Karena efek kurus, jadinya gue punya cekungan di pangkal leher dan Achi
menyebutnya dengan istilah “bolong-bolong”.
Gue sungguh merasa tersinggung dan tersungging,
pasalnya istilah itu ngetrennya di era 90-an, udah retro bin jadoel. Kan ada lagunya tuh, “mama
bolong-bolong, papa bolong-bolong” – yang nyanyi Tina Toon. Pakai istilah yang
keren dikit napa? Misal kayak, “leher
tante nyeni, ada ukirannya”. Kalo nyebut gitu kan bangga, nanti tante bisa
ikutan pameran kesenian tiap tahunnya.
Struktur dan penampakan leher gue, jika dibandingin
sama punya dia ya jelas dia punya lebih banyak stok daging untuk nutupin
tulang-belulang di lehernya, jadi kesannya kayak nggak ada cekungannya. Biar
ponakan gue nggak tersesat terlalu jauh, gue pun langsung kasih pengajaran.
“Oke, Achi, sekarang perhatikan tante ya. Lihat dua
foto ini,” ucap gue sambil nunjukin dua foto, yang di sebelah kiri adalah foto
gue, satu lagi, di sebelah kanan, foto sundel bolong. “Kalau yang kiri ini,
manusia, contohnya kayak tante ini. Kalau manusia itu kurus, pasti di pangkal
lehernya ada cekungan. Nanti kalau Achi besar terus jadi kurus, Achi juga akan
punya cekungan kayak punya tante. Nah, kalau di sebelah kanan ini, foto model
papan atas majalah playboy di dunia hantu, nama artisnya tante sundel bolong.
Di punggungnya tante sundel ini ada bolongan, ada lubang, sifatnya permanen.

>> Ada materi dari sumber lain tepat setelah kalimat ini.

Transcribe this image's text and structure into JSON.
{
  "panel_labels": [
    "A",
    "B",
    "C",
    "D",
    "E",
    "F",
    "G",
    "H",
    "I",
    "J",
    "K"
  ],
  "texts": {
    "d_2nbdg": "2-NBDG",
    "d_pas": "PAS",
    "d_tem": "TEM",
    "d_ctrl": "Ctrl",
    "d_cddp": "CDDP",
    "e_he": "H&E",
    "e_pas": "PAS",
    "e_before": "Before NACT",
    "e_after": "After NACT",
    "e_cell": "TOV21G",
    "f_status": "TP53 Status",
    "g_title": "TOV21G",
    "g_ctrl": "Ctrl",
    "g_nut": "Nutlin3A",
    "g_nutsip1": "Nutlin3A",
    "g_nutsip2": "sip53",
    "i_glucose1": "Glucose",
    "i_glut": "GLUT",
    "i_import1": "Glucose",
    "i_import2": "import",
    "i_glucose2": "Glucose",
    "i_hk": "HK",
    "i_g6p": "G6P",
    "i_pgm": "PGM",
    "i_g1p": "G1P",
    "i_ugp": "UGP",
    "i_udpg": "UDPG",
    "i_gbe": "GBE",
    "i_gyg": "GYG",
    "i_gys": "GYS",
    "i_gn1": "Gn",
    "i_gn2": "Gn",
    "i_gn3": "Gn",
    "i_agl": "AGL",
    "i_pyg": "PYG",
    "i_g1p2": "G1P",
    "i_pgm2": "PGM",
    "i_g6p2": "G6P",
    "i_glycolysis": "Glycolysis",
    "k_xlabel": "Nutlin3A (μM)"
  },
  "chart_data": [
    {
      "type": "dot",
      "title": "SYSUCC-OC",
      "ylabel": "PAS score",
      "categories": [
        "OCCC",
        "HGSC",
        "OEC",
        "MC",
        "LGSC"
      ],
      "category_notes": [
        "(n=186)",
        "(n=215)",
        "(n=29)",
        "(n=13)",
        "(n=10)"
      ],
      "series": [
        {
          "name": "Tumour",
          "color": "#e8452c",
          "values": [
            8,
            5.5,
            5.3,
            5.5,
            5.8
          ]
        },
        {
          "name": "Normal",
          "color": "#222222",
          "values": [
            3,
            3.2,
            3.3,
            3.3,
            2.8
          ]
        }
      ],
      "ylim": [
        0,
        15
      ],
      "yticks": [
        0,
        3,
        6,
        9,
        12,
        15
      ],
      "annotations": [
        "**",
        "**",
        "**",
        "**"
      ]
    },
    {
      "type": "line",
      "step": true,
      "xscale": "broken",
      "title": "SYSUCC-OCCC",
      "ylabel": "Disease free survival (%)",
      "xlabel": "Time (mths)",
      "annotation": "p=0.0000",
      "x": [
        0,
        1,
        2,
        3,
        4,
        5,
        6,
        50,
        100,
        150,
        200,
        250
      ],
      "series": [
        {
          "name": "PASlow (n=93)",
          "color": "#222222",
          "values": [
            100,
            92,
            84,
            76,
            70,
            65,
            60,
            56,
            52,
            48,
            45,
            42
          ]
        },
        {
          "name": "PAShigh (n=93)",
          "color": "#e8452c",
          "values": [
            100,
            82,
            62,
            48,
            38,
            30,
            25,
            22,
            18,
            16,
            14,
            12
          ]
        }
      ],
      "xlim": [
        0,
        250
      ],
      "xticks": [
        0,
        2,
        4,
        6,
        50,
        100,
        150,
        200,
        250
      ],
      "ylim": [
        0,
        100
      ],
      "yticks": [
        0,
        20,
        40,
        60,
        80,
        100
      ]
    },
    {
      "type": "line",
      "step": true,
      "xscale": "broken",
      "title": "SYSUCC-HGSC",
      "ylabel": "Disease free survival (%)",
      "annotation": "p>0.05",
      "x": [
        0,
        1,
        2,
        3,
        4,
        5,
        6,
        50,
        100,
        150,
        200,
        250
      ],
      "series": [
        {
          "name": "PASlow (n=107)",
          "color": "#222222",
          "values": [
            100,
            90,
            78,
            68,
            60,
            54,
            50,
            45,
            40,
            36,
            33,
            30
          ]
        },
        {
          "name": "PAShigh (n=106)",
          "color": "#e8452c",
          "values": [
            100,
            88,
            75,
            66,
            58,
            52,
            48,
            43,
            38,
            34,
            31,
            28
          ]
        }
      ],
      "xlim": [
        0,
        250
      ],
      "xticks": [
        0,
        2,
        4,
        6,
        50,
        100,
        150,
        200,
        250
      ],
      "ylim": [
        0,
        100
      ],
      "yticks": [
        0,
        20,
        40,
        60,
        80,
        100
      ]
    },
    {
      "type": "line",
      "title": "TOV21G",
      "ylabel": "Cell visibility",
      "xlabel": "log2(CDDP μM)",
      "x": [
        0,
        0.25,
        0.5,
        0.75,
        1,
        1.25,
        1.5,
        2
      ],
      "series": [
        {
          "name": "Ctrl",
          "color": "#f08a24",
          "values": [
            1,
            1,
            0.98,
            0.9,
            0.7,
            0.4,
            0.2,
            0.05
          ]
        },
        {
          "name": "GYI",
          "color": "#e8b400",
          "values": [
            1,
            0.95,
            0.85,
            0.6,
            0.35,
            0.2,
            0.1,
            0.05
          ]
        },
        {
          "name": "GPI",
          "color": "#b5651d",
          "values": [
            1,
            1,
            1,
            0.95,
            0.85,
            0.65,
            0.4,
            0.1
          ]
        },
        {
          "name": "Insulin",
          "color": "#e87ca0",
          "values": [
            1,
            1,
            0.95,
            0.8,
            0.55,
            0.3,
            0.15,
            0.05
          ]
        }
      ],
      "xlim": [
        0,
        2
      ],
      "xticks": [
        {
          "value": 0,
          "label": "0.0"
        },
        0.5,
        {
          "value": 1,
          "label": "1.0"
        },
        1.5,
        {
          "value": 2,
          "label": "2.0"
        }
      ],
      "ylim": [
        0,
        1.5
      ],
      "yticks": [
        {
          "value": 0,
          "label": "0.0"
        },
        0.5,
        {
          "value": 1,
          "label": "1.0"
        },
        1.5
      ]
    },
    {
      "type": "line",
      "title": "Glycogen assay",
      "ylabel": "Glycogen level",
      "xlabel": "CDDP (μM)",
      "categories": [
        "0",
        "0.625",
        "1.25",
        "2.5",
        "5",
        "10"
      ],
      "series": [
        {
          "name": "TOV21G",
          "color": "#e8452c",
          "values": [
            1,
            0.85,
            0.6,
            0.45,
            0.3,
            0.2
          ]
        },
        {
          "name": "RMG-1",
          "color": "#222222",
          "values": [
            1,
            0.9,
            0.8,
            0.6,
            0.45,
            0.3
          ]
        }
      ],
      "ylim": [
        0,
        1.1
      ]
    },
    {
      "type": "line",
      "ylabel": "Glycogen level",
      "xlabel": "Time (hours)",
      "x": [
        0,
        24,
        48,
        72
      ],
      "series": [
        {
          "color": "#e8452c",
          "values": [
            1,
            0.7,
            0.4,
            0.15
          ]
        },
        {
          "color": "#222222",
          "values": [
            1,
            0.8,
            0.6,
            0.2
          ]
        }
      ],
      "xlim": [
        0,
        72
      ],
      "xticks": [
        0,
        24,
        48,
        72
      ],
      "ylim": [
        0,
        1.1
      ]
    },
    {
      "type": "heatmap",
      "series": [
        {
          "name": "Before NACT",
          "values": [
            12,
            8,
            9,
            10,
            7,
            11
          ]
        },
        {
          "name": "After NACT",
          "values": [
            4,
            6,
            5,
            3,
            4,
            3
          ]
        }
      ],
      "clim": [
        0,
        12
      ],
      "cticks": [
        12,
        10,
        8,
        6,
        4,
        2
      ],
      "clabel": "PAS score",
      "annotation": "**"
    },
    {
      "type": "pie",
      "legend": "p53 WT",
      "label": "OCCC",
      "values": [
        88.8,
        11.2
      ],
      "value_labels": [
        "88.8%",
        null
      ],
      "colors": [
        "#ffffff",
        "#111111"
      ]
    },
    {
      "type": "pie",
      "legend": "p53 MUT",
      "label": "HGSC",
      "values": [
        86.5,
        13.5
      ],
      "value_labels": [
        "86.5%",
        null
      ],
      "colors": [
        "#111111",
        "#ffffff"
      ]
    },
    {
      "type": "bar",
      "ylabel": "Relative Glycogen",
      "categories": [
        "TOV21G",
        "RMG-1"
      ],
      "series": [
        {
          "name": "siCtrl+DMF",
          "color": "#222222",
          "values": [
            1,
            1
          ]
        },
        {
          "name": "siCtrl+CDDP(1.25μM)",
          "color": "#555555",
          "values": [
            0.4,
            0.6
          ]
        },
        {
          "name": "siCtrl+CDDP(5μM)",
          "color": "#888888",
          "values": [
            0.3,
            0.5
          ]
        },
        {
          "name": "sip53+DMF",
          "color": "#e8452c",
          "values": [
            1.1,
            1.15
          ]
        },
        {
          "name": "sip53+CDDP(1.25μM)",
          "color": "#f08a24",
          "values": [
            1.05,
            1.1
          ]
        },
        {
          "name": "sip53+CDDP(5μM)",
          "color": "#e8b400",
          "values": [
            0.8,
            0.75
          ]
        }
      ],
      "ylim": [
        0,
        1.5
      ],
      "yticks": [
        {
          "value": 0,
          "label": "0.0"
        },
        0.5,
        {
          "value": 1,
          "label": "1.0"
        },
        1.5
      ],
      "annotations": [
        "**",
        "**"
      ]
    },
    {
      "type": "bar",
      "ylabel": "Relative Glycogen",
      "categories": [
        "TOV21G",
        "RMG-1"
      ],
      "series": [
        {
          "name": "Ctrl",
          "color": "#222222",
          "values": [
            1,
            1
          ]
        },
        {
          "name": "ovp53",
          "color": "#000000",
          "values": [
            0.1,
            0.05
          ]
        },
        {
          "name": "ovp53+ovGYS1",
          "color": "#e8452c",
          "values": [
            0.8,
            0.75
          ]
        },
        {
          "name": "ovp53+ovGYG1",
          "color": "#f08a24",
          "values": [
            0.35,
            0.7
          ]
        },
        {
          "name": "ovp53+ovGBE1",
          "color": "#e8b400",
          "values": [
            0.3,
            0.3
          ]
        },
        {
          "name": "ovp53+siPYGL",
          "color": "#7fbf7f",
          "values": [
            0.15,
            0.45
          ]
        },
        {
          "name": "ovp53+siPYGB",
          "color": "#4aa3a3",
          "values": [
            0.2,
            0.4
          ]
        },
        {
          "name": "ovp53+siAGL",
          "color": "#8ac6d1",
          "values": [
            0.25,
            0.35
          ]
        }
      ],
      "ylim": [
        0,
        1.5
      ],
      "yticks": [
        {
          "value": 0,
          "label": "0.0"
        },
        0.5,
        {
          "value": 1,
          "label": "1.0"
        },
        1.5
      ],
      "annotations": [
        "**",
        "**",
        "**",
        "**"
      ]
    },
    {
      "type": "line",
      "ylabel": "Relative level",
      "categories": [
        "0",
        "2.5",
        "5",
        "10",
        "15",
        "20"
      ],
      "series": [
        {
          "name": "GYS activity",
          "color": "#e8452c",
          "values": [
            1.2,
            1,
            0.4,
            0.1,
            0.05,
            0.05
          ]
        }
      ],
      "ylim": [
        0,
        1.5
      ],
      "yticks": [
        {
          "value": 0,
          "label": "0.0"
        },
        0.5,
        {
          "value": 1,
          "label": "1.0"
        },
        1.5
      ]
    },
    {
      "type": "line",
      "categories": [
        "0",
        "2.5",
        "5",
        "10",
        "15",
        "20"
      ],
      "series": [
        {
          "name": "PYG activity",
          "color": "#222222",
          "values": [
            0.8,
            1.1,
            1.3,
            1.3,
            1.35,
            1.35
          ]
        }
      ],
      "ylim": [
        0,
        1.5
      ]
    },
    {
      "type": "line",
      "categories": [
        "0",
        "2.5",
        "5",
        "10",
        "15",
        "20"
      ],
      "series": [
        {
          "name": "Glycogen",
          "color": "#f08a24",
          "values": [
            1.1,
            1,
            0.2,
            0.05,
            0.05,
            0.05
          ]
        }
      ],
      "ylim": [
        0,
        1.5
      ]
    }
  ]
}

Tapi biarpun punggungnya berlubang, tante sundel ini nggak pernah masuk angin.
Paham?”
Achi ngitungin burung unta yang muter-muter di
kepalanya. Ya, biarpun Achi susah memahami apa yang gue ucapin. Gue tetep
menaruh harapan besar ke dia. Gue sebenarnya jelasin itu semua buat jaga-jaga
aja, siapa tau suatu hari dia bakal ketemu sama sundel bolong beneran. Gue
takut kalo sundel bolong itu dianggapnya kayak tante sendiri, trus dia bilang,
“Kok lubang di leher tante pindah ke punggung?” Huuuaaaaa, amit-amit!!!
“Tante?”
“Hmm?”
“Tante kenapa bisa kurus?” lagi-lagi Achi tanya
dengan muka yang kelewat polos.
Emang kalau anak dalam masa pertumbuhan itu gini
ya, dia berusaha mencerna banyak hal yang dia lihat. Kenapa orang bisa kurus,
kenapa orang bisa gemuk, kenapa dia punya tante yang lehernya bolong? *Sigh
Sebenarnya gue kurus karena sifat genetik yang
diturunkan babe gue. Jadi mau gue makan sehari sekarung juga nggak bakal bisa
gemuk, paling mentok jadi buncit dan rakus. Tapi kan gue nggak mungkin jelasin
soal genitas ke dia, nanti dia depresi gara-gara mikir berat. Jadi gue jelaskan
hal yang simple aja.
“Karena tante makannya sedikit, makanya Achi makan
yang banyak, yang teratur, yang bergizi, biar tetep sehat kayak gini,” kata gue
sambil nyubitin pipinya. Pipi ponakan gue tu chubby, kanan sekilo, kiri sekilo. Kalo dicubit, yang kanan isi
coklat, yang kiri isi kacang ijo. Jadi, tiga kali cubit udah bisa kenyang.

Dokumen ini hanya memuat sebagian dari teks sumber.